To obtain exact analytical solutions of the KdV equation, the authors adopt Fan’s computerized symbolic computation method. The method transforms the PDE into an ODE by using a travelling‑wave variable η = ξ − Λτ, then assumes a polynomial or functional expansion φ(η)=∑a_i η^i (or combinations of elementary functions). By balancing the highest‑order nonlinear term with the highest‑order derivative term, a relation between the expansion order n and the degree k of the auxiliary ODE is derived (2 + k = n). Selecting n = 2 and k = 4 leads to a specific ansatz that, after substitution into the ODE, yields a system of algebraic equations for the coefficients a_i, the wave speed Λ and other parameters. Solving this system with Maple produces a rich set of exact solutions, far beyond those obtainable by traditional tanh or extended tanh methods.

The solutions fall into several families:

1. Hyperbolic solitary waves (tanh, sech) – compressive or rarefactive solitons depending on parameter signs.
2. Triangular periodic waves (tan, csc) – sinusoidal‑like structures with finite wavelength.
3. Blow‑up (singular) solutions – solutions that become infinite at a finite η, termed “blow‑up” or singular solitons.
4. Explosive rational solutions – rational functions (e.g., φ ∝ 1/η²) that exhibit rapid amplitude growth, interpreted as explosive pulses.
5. Jacobi elliptic doubly‑periodic waves – expressed via cn, sn, dn functions with modulus m; as m→1 they reduce to hyperbolic solitons, while m→0 they become trigonometric waves.
6. Weierstrass ℘‑function solutions – fully doubly‑periodic elliptic solutions characterized by invariants g₂, g₃.

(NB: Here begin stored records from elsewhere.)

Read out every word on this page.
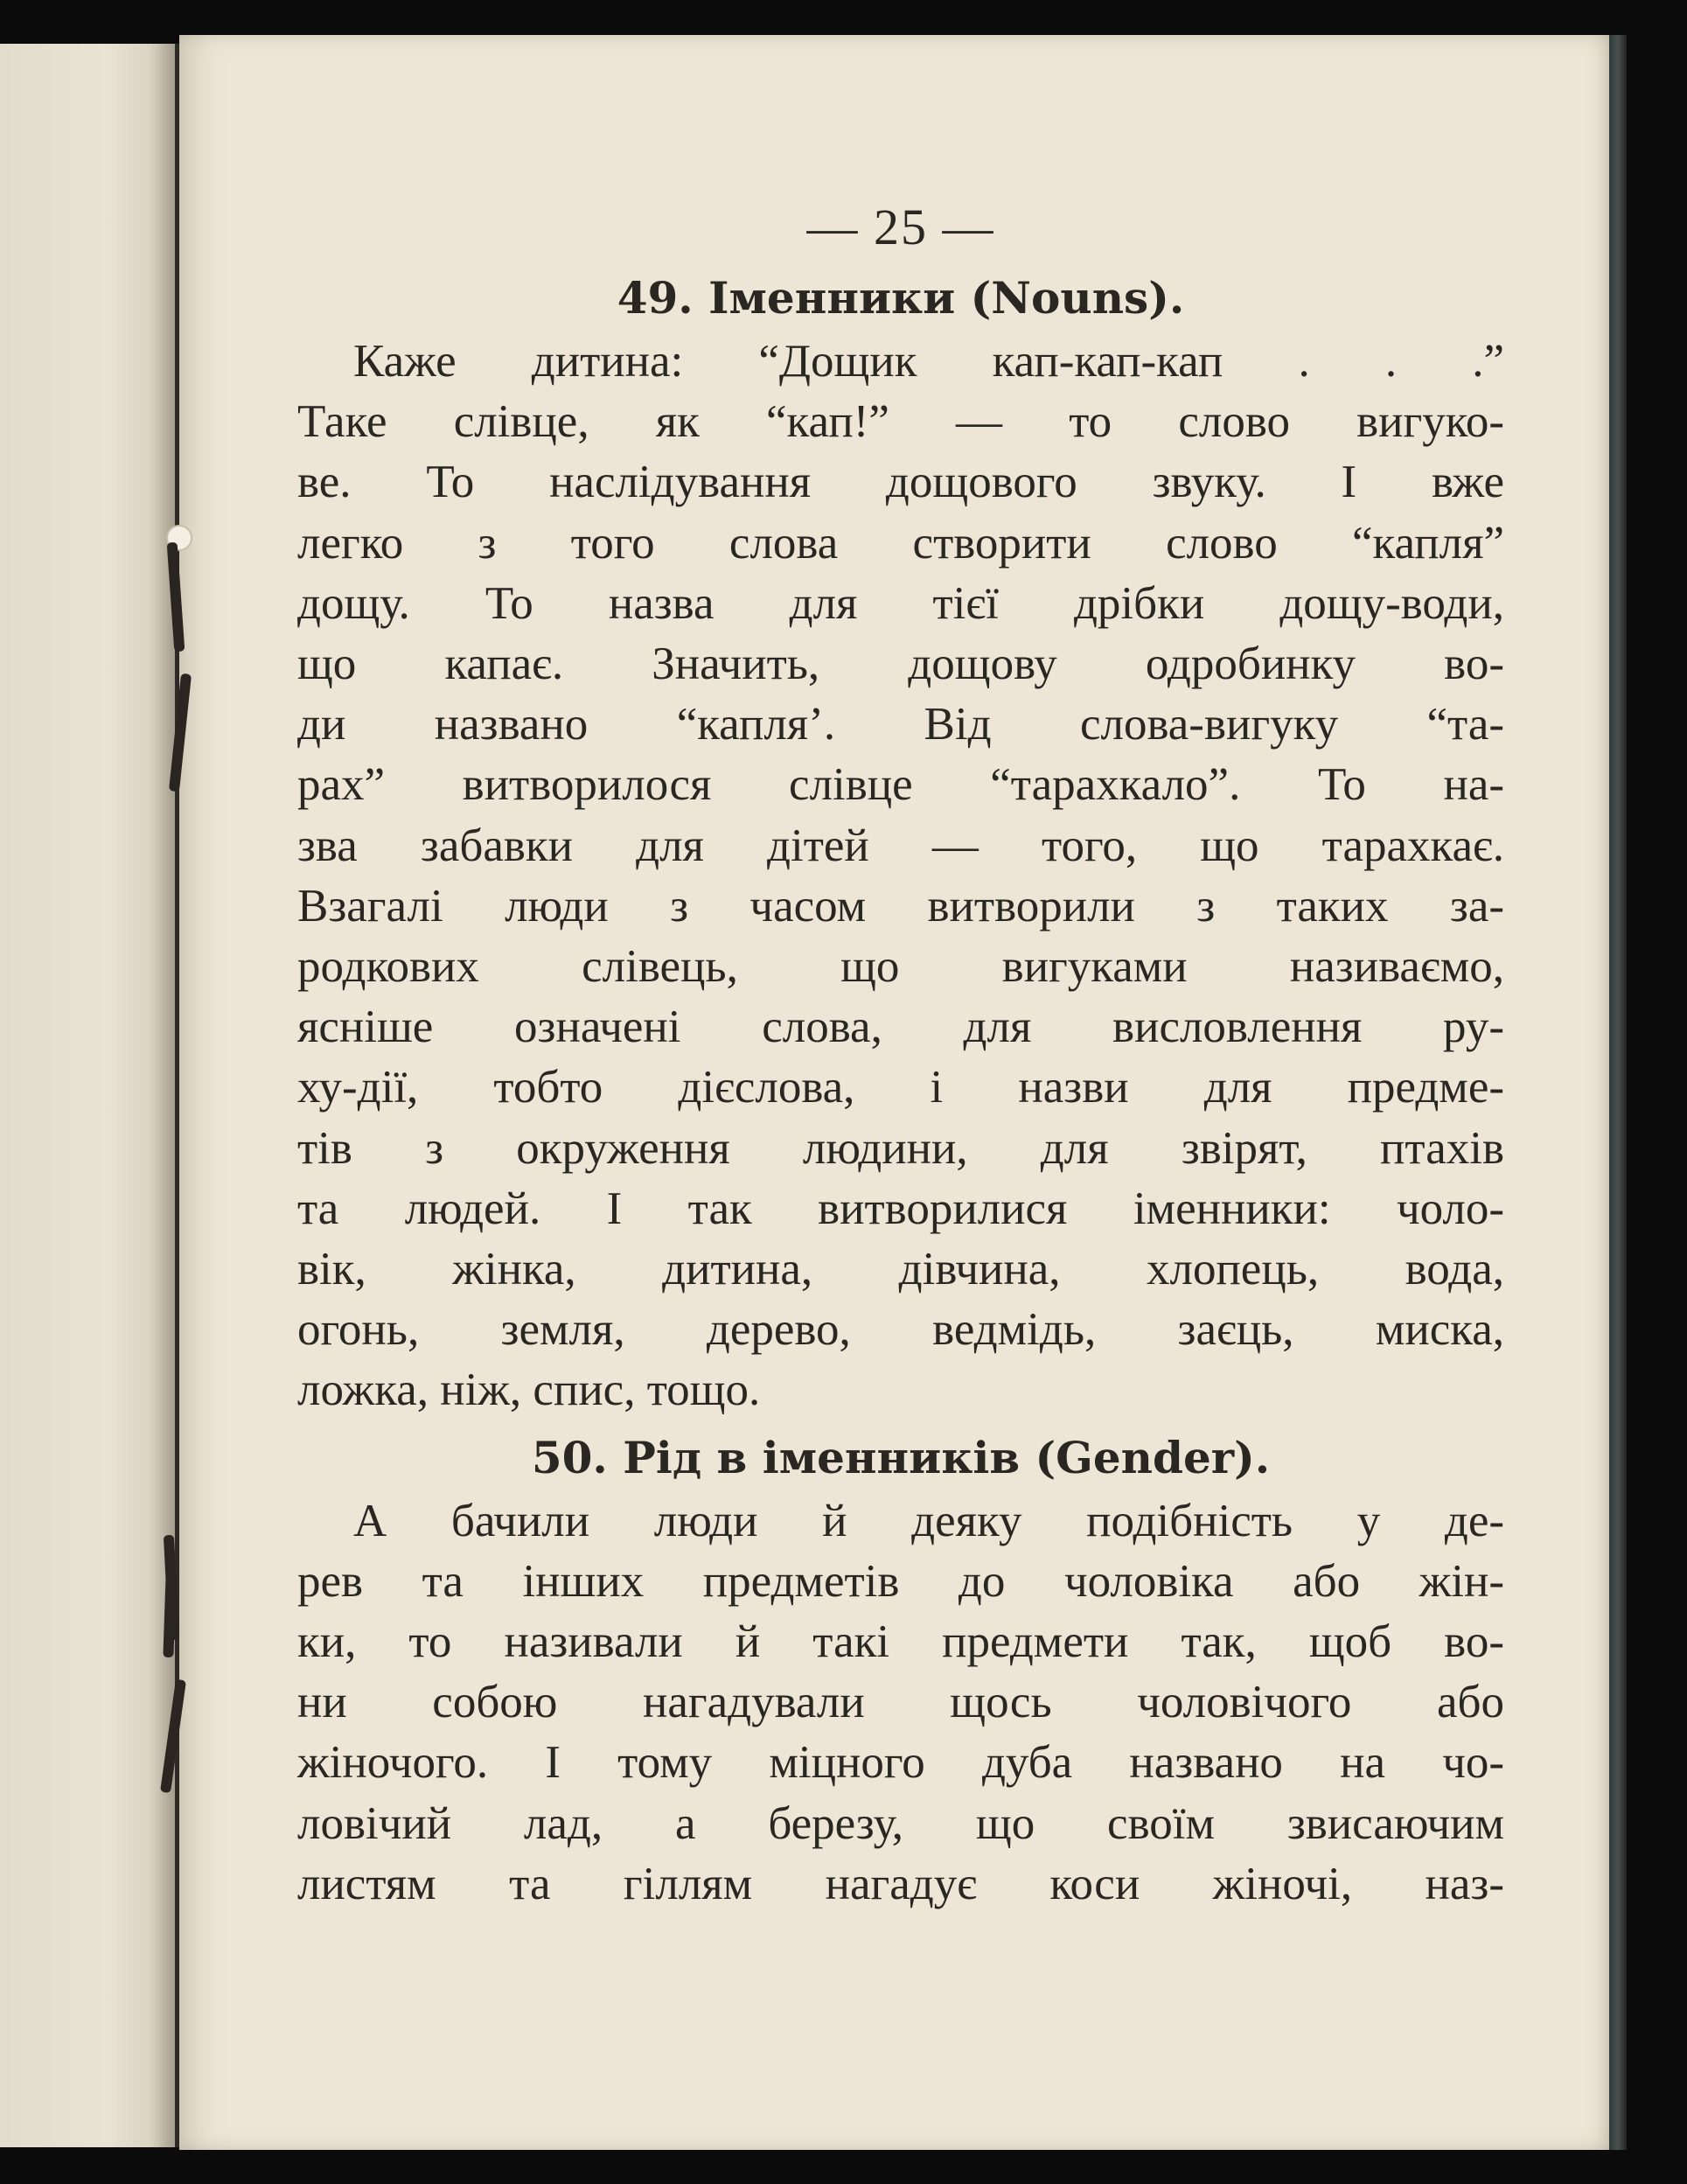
— 25 —
49. Іменники (Nouns).
Каже дитина: “Дощик кап-кап-кап . . .”
Таке слівце, як “кап!” — то слово вигуко-
ве. То наслідування дощового звуку. І вже
легко з того слова створити слово “капля”
дощу. То назва для тієї дрібки дощу-води,
що капає. Значить, дощову одробинку во-
ди названо “капля’. Від слова-вигуку “та-
рах” витворилося слівце “тарахкало”. То на-
зва забавки для дітей — того, що тарахкає.
Взагалі люди з часом витворили з таких за-
родкових слівець, що вигуками називаємо,
ясніше означені слова, для висловлення ру-
ху-дії, тобто дієслова, і назви для предме-
тів з окруження людини, для звірят, птахів
та людей. І так витворилися іменники: чоло-
вік, жінка, дитина, дівчина, хлопець, вода,
огонь, земля, дерево, ведмідь, заєць, миска,
ложка, ніж, спис, тощо.
50. Рід в іменників (Gender).
А бачили люди й деяку подібність у де-
рев та інших предметів до чоловіка або жін-
ки, то називали й такі предмети так, щоб во-
ни собою нагадували щось чоловічого або
жіночого. І тому міцного дуба названо на чо-
ловічий лад, а березу, що своїм звисаючим
листям та гіллям нагадує коси жіночі, наз-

Each family is parameterized by the arbitrary constants a, Λ, the ion density n_il, the temperature ratio β, and the modulus m (for elliptic solutions). Numerical plots illustrate how varying n_il or β can switch a soliton from compressive to rarefactive (critical values n_il≈0.2559, β≈0.0633 for the chosen parameters). Increasing n_il enhances the amplitude and width of compressive solitons while diminishing those of rarefactive ones; β has a similar effect.

The authors discuss the physical relevance of these solutions to space‑plasma observations. In the Earth’s plasma sheet boundary layer (PSBL) and magnetotail, large‑amplitude solitary structures, broadband electrostatic noise, and abrupt electric field spikes have been reported by satellite missions such as FAST. The blow‑up and explosive solutions provide a possible theoretical description of the observed “spiky” electric fields, while the elliptic doubly‑periodic solutions could model wave trains that appear in regions with quasi‑periodic density or temperature variations. The pseudo‑potential analysis confirms that the existence of solitary structures is sensitive to the Mach number, low‑temperature ion density, and ion temperature ratio, consistent with the variability seen in spacecraft data.

In conclusion, the paper offers a comprehensive theoretical framework for electron‑acoustic waves in a plasma with two ion temperatures. It combines Sagdeev’s pseudo‑potential for arbitrary‑amplitude analysis, reductive perturbation for small‑amplitude KdV dynamics, and an advanced symbolic computation method to generate a broad spectrum of exact solutions, including previously unreported blow‑up, explosive, and elliptic waveforms. The study highlights how plasma parameters control the transition between compressive and rarefactive solitons and suggests that the newly derived solutions may help interpret a variety of nonlinear electrostatic structures observed in the Earth’s magnetotail and plasma sheet boundary layer. Future work should aim at direct comparison with satellite measurements and possibly extend the model to include magnetic field effects or higher‑dimensional geometries.